Adam Smith’s “invisible hand” describes how resources in an economy are allocated to their best uses without anyone’s guidance, through prices and incentives. Inside companies, however, allocation is more directed: research by Chicago Booth’s Virginia Minni finds that good managers match workers to roles where they are most productive.
Using ten years of personnel data from a multinational company, covering 200,000 white-collar employees and 30,000 managers, Minni finds that the best managers actively reassign workers to roles that better fit their skills, making moves that later translate for the workers into higher pay and a greater likelihood of promotion. The results suggest that even a single stint under a “highflyer” manager can have a long-term effect on an employee’s career.

In the study, highflyer managers are defined as those managers promoted to middle management by age 30, about a fourth of the sample.
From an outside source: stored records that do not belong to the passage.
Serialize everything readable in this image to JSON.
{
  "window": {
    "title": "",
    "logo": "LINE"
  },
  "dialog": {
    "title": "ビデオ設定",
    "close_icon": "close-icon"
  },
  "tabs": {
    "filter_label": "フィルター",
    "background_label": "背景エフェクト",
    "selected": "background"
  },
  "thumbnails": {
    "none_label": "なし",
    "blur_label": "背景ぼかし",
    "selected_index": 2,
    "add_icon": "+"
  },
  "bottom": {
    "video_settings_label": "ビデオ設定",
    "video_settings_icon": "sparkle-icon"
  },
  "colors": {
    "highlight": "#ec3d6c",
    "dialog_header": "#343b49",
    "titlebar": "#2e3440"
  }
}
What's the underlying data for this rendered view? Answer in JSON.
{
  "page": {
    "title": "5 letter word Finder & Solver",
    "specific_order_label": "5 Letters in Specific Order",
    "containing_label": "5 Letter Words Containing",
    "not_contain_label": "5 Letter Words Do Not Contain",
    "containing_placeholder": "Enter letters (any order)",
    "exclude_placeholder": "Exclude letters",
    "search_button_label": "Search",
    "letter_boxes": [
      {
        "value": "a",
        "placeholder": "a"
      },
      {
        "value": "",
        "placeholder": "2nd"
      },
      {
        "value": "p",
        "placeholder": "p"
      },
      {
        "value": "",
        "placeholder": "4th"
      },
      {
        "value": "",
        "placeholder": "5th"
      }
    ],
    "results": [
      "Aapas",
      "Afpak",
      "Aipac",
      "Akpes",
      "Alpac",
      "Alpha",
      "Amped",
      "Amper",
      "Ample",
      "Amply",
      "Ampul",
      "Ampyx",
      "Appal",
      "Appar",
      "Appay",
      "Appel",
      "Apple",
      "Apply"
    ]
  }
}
This early promotion strongly predicted later managerial success, including a higher likelihood of promotion to director level, stronger performance ratings, and more positive leadership feedback relative to all other managers.

Workers who gained a highflyer manager made more lateral moves than those who switched to another lowflyer manager.

These lateral moves included role changes within the same team, across teams within the same function, and, more gradually, across functions.

In many cases, the reassignments also changed the type of tasks workers performed. For example, two years after a manager change, workers who gained a highflyer manager were less likely to remain in routine tasks and more likely to move into cognitive (analytical) or social (interpersonal) work. Meanwhile, workers already in social tasks were more likely to stay there.

Workers who moved to highflyer managers were more likely to advance within the company’s salary-grade system, consistent with improved job matching following lateral reassignments.

These salary-grade increases were accompanied by higher pay and bonuses over time . . .

. . . and an increased likelihood of a formal promotion.

While workers benefited from moving to a highflyer manager, the researchers find no meaningful impact from losing one. When workers moved from a highflyer to a lowflyer, the number of lateral moves they made did not differ significantly from the number made by workers who switched to another highflyer . . .

. . . nor was there a meaningful effect on workers’ salary-grade increases. This asymmetry suggests that even a one-time exposure to a highflyer manager can have lasting benefits.